Troy Williams, executive director of Equality Utah said he’s not surprised to see that a majority of Utahns now support marriage equality



The results of a poll run by the Hinckley Institute of Politics and the Desert News found 72% of Utah’s residents agree that marriages between same-sex couples should be recognized by law as valid, with the same rights as cis-gender marriages.

“For a state that less than 20 years ago passed laws and a constitutional amendment prohibiting same-sex marriage, there has been a seismic shift in opinion,” said Jason Perry, director of the Hinckley Institute of Politics at the University of Utah.

The Deseret News/Hinckley Institute of Politics survey also found that 23% of those surveyed disagreed, while 5% expressed that they don’t know.

The poll shows Utahns are aligned with the nation as a whole on the issue. A Gallup poll in May found 71% of Americans say they support legal same-sex marriage, a new high.
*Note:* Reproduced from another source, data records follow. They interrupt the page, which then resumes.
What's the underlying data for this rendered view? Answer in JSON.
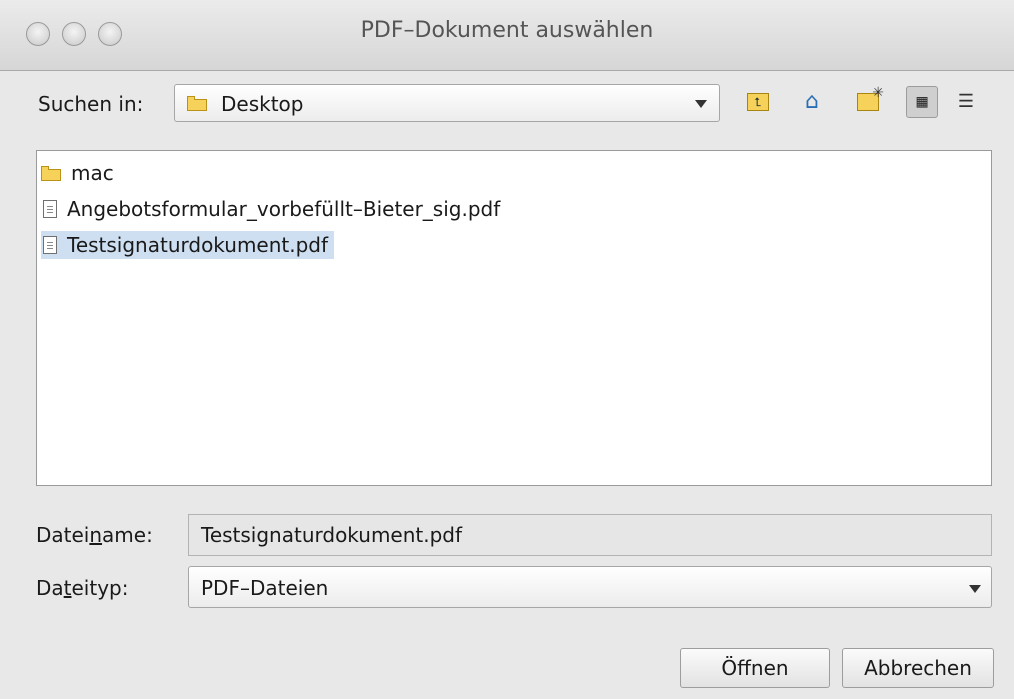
{
  "window": {
    "title": "PDF–Dokument auswählen"
  },
  "lookin": {
    "label": "Suchen in:",
    "value": "Desktop"
  },
  "toolbar": {
    "up_icon": "folder-up-icon",
    "home_icon": "home-icon",
    "new_folder_icon": "new-folder-icon",
    "list_view_icon": "list-view-icon",
    "details_view_icon": "details-view-icon"
  },
  "files": [
    {
      "name": "mac",
      "type": "folder"
    },
    {
      "name": "Angebotsformular_vorbefüllt–Bieter_sig.pdf",
      "type": "file"
    },
    {
      "name": "Testsignaturdokument.pdf",
      "type": "file",
      "selected": true
    }
  ],
  "filename": {
    "label_before": "Datei",
    "label_mnemonic": "n",
    "label_after": "ame:",
    "value": "Testsignaturdokument.pdf"
  },
  "filetype": {
    "label_before": "Da",
    "label_mnemonic": "t",
    "label_after": "eityp:",
    "value": "PDF–Dateien"
  },
  "buttons": {
    "open": "Öffnen",
    "cancel": "Abbrechen"
  },
  "colors": {
    "selection": "#cfdff2",
    "folder": "#f6d25a"
  }
}
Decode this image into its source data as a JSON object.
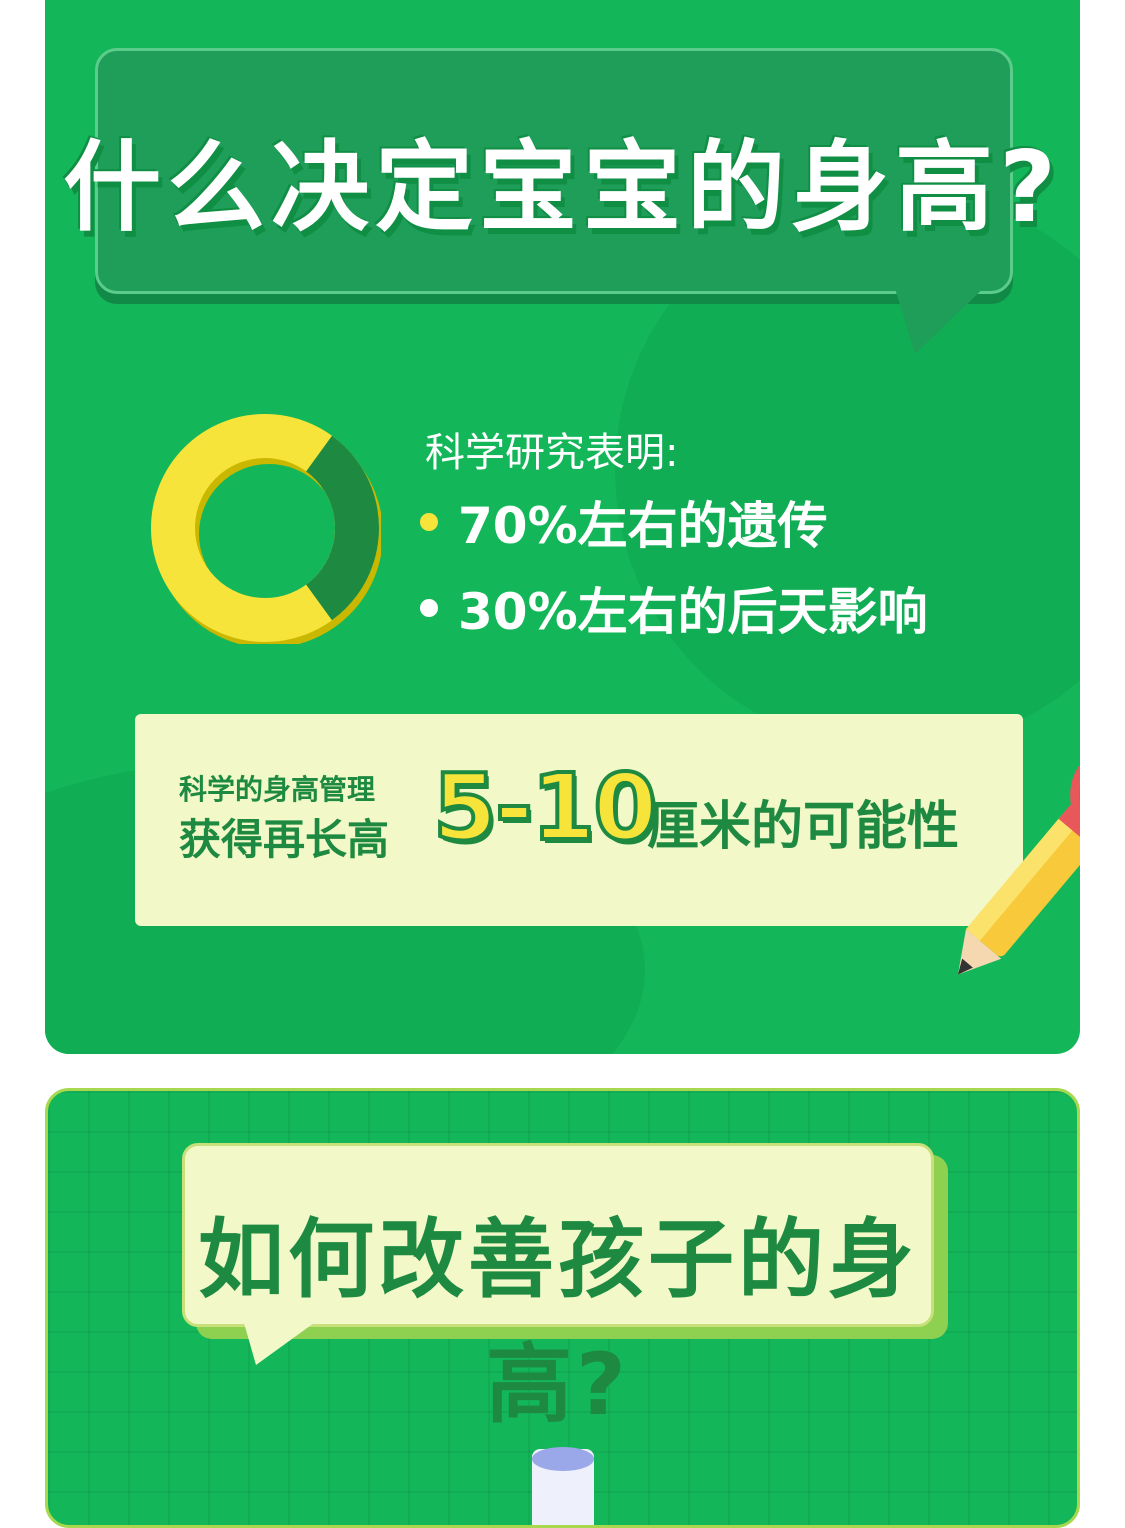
{
  "section1": {
    "title": "什么决定宝宝的身高?",
    "research_intro": "科学研究表明:",
    "bullets": [
      {
        "text": "70%左右的遗传",
        "dot_color": "#f7e43b"
      },
      {
        "text": "30%左右的后天影响",
        "dot_color": "#ffffff"
      }
    ],
    "donut": {
      "genetic_percent": 70,
      "acquired_percent": 30,
      "colors": {
        "genetic": "#f7e43b",
        "acquired": "#1e8a41"
      }
    },
    "management": {
      "line1": "科学的身高管理",
      "line2": "获得再长高",
      "highlight": "5-10",
      "suffix": "厘米的可能性"
    }
  },
  "section2": {
    "title": "如何改善孩子的身高?"
  },
  "colors": {
    "primary_green": "#13b75a",
    "dark_green": "#1e8a41",
    "yellow": "#f7e43b",
    "cream": "#f2f8c8"
  },
  "icons": [
    "pencil-icon",
    "dna-icon",
    "bottle-icon"
  ]
}
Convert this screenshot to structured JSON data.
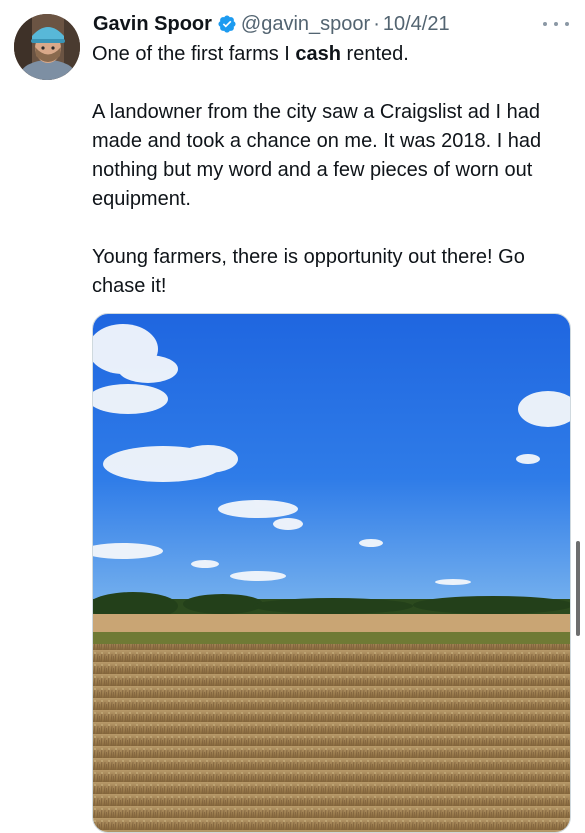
{
  "tweet": {
    "author_name": "Gavin Spoor",
    "handle": "@gavin_spoor",
    "separator": "·",
    "date": "10/4/21",
    "text_intro": "One of the first farms I ",
    "text_bold": "cash",
    "text_outro": " rented.",
    "paragraph_2": "A landowner from the city saw a Craigslist ad I had made and took a chance on me. It was 2018. I had nothing but my word and a few pieces of worn out equipment.",
    "paragraph_3": "Young farmers, there is opportunity out there! Go chase it!"
  },
  "icons": {
    "verified": "verified-badge-icon",
    "more": "more-options-icon"
  },
  "colors": {
    "verified_blue": "#1d9bf0",
    "secondary_text": "#536471",
    "primary_text": "#0f1419"
  }
}
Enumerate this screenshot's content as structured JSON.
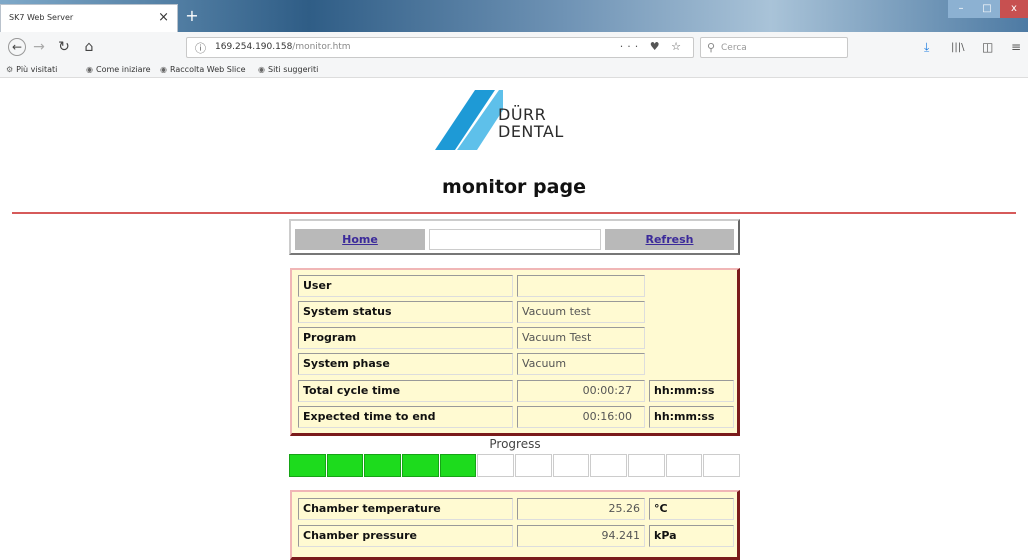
{
  "browser": {
    "tab_title": "SK7 Web Server",
    "tab_close": "×",
    "new_tab": "+",
    "url_host": "169.254.190.158",
    "url_path": "/monitor.htm",
    "url_icons": "··· ♥ ☆",
    "search_placeholder": "Cerca",
    "bookmarks": [
      "Più visitati",
      "Come iniziare",
      "Raccolta Web Slice",
      "Siti suggeriti"
    ]
  },
  "page": {
    "logo_line1": "DÜRR",
    "logo_line2": "DENTAL",
    "title": "monitor page",
    "nav": {
      "home": "Home",
      "refresh": "Refresh"
    }
  },
  "status_rows": [
    {
      "label": "User",
      "value": ""
    },
    {
      "label": "System status",
      "value": "Vacuum test"
    },
    {
      "label": "Program",
      "value": "Vacuum Test"
    },
    {
      "label": "System phase",
      "value": "Vacuum"
    },
    {
      "label": "Total cycle time",
      "value": "00:00:27",
      "unit": "hh:mm:ss"
    },
    {
      "label": "Expected time to end",
      "value": "00:16:00",
      "unit": "hh:mm:ss"
    }
  ],
  "progress": {
    "label": "Progress",
    "segments_total": 12,
    "segments_filled": 5,
    "fill_color": "#1ddb1d"
  },
  "measurements": [
    {
      "label": "Chamber temperature",
      "value": "25.26",
      "unit": "°C"
    },
    {
      "label": "Chamber pressure",
      "value": "94.241",
      "unit": "kPa"
    }
  ],
  "colors": {
    "accent_line": "#d65a5a",
    "panel_bg": "#fffad2",
    "logo_blue": "#1e9ad6"
  }
}
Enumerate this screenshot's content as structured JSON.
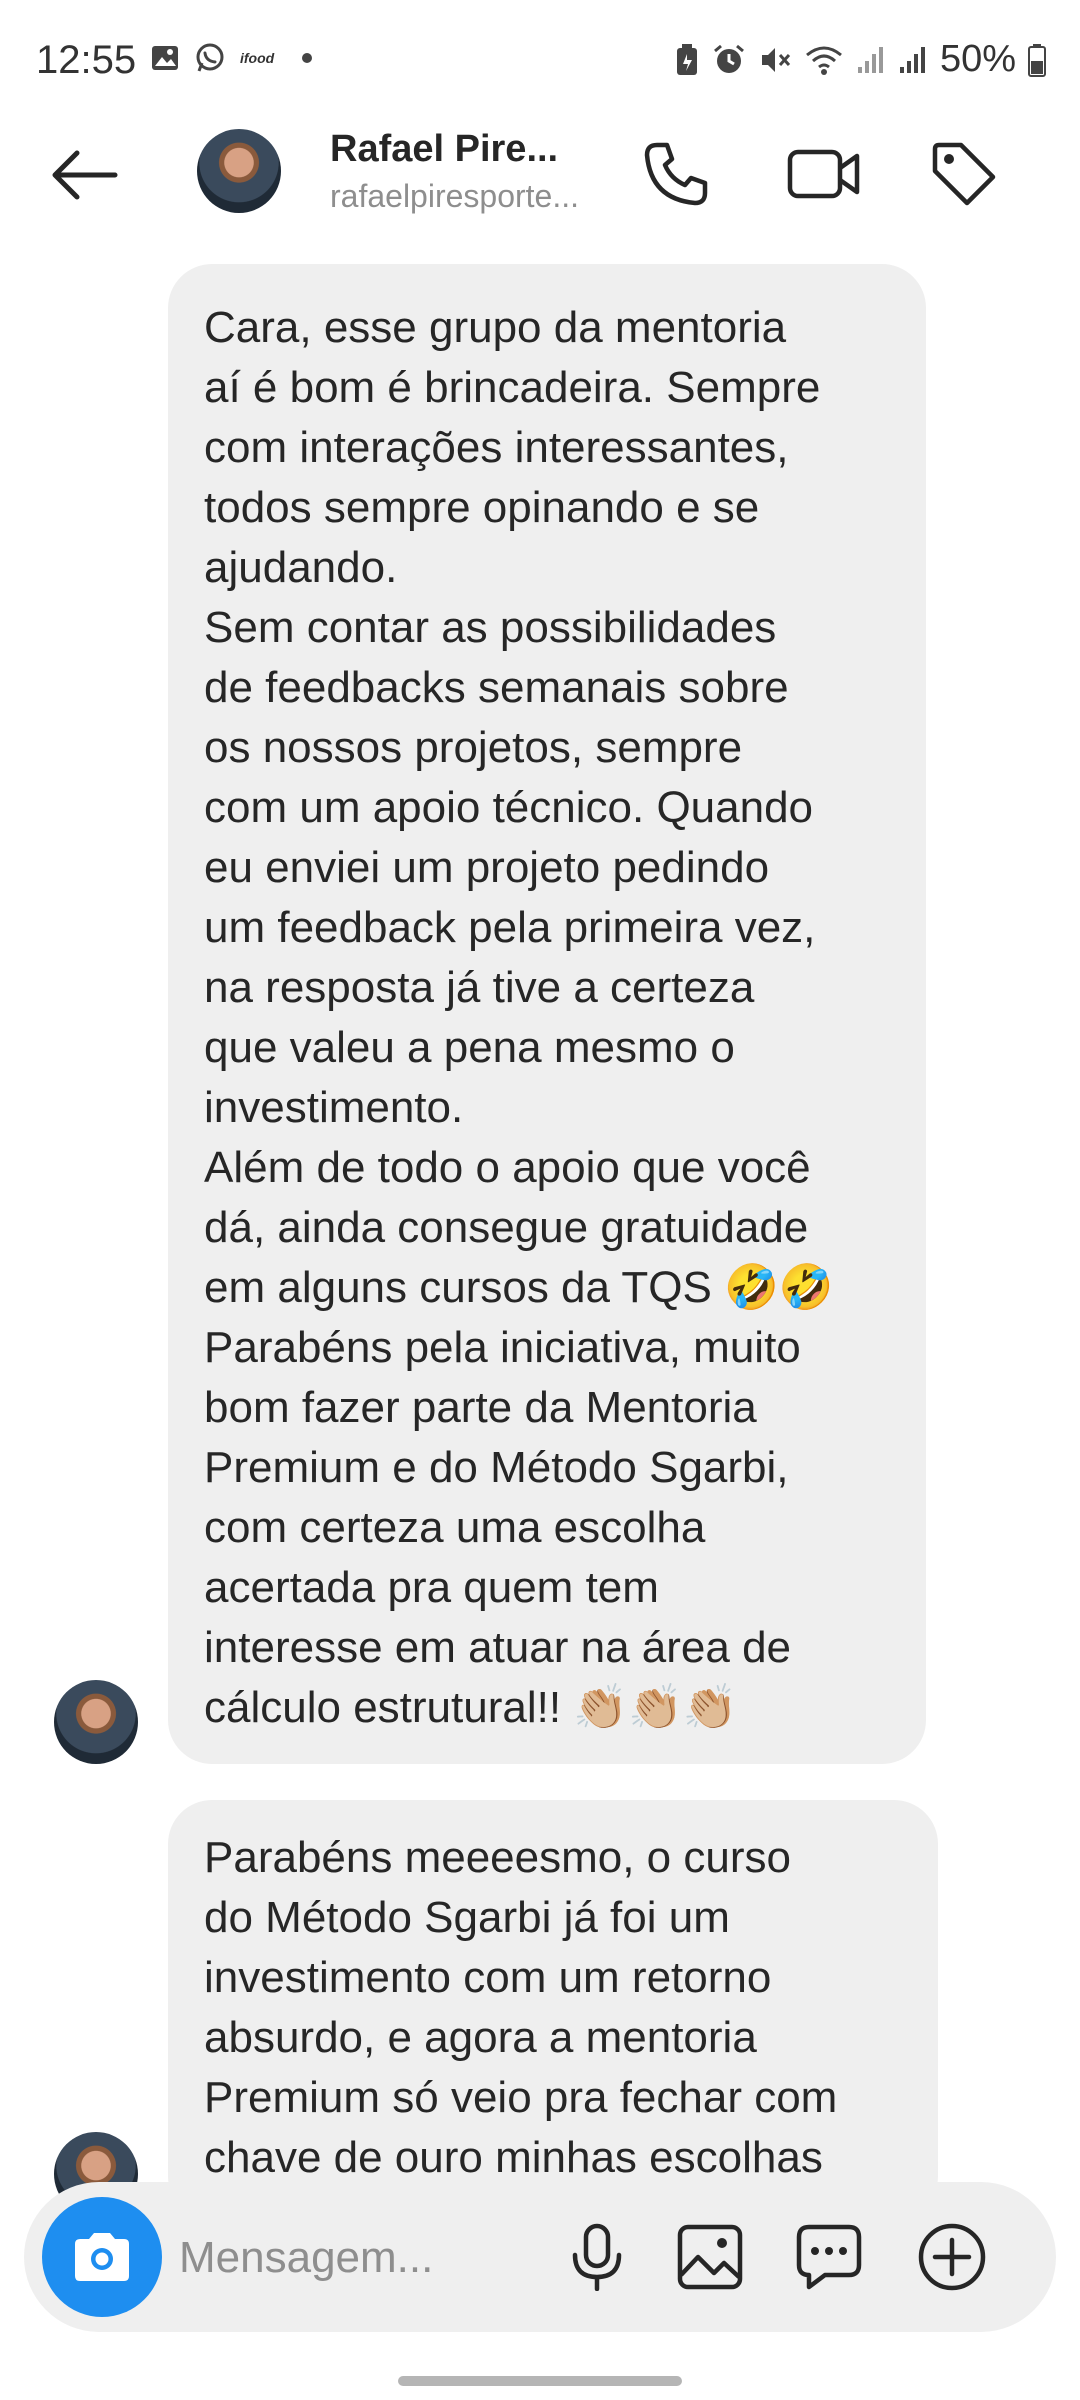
{
  "status_bar": {
    "time": "12:55",
    "ifood_label": "ifood",
    "battery": "50%"
  },
  "header": {
    "name": "Rafael Pire...",
    "username": "rafaelpiresporte..."
  },
  "messages": [
    {
      "text": "Cara, esse grupo da mentoria\naí é bom é brincadeira. Sempre\ncom interações interessantes,\ntodos sempre opinando e se\najudando.\nSem contar as possibilidades\nde feedbacks semanais sobre\nos nossos projetos, sempre\ncom um apoio técnico. Quando\neu enviei um projeto pedindo\num feedback pela primeira vez,\nna resposta já tive a certeza\nque valeu a pena mesmo o\ninvestimento.\nAlém de todo o apoio que você\ndá, ainda consegue gratuidade\nem alguns cursos da TQS 🤣🤣\nParabéns pela iniciativa, muito\nbom fazer parte da Mentoria\nPremium e do Método Sgarbi,\ncom certeza uma escolha\nacertada pra quem tem\ninteresse em atuar na área de\ncálculo estrutural!! 👏🏼👏🏼👏🏼"
    },
    {
      "text": "Parabéns meeeesmo, o curso\ndo Método Sgarbi já foi um\ninvestimento com um retorno\nabsurdo, e agora a mentoria\nPremium só veio pra fechar com\nchave de ouro minhas escolhas"
    }
  ],
  "composer": {
    "placeholder": "Mensagem..."
  }
}
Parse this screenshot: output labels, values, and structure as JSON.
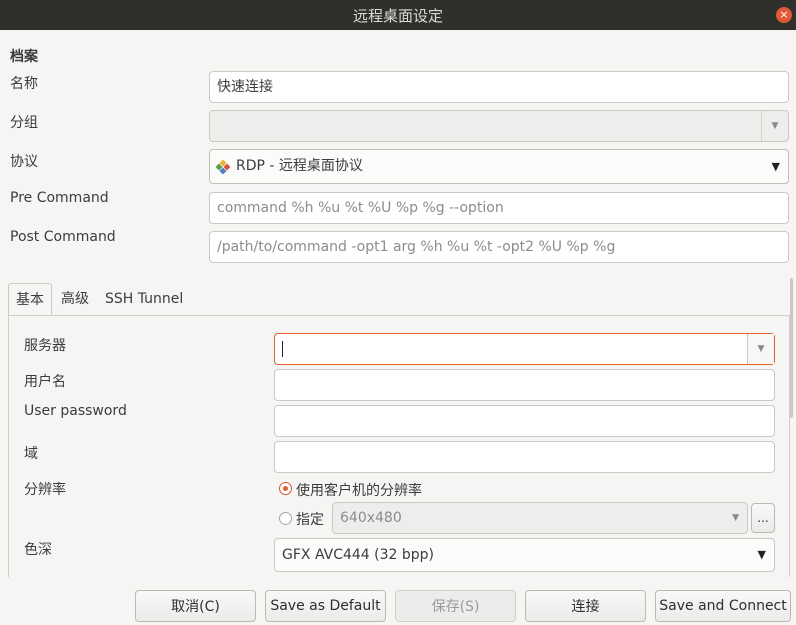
{
  "window": {
    "title": "远程桌面设定",
    "close_glyph": "×"
  },
  "profile": {
    "section_label": "档案",
    "name_label": "名称",
    "name_value": "快速连接",
    "group_label": "分组",
    "group_value": "",
    "protocol_label": "协议",
    "protocol_value": "RDP - 远程桌面协议",
    "pre_command_label": "Pre Command",
    "pre_command_placeholder": "command %h %u %t %U %p %g --option",
    "post_command_label": "Post Command",
    "post_command_placeholder": "/path/to/command -opt1 arg %h %u %t -opt2 %U %p %g"
  },
  "tabs": [
    {
      "label": "基本",
      "active": true
    },
    {
      "label": "高级",
      "active": false
    },
    {
      "label": "SSH Tunnel",
      "active": false
    }
  ],
  "basic": {
    "server_label": "服务器",
    "server_value": "",
    "username_label": "用户名",
    "username_value": "",
    "password_label": "User password",
    "password_value": "",
    "domain_label": "域",
    "domain_value": "",
    "resolution_label": "分辨率",
    "resolution_client_option": "使用客户机的分辨率",
    "resolution_custom_option": "指定",
    "resolution_custom_value": "640x480",
    "resolution_more_button": "...",
    "color_depth_label": "色深",
    "color_depth_value": "GFX AVC444 (32 bpp)"
  },
  "buttons": {
    "cancel": "取消(C)",
    "save_default": "Save as Default",
    "save": "保存(S)",
    "connect": "连接",
    "save_connect": "Save and Connect"
  },
  "colors": {
    "accent": "#e2622d",
    "titlebar": "#2f2f2b",
    "window_bg": "#f5f5f4"
  },
  "icons": {
    "protocol_icon": "rdp-protocol-icon",
    "dropdown": "chevron-down-icon"
  }
}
Troy Williams, executive director of Equality Utah, told the Desert News that he’s not surprised to see that a majority of Utahns now support marriage equality.

“Utah is a pro-family state, and we recognize that families come in all shapes and sizes. When we see loving, committed couples joining in matrimony, our natural impulse is to support and encourage that love. This gives me great hope for the future,” he said.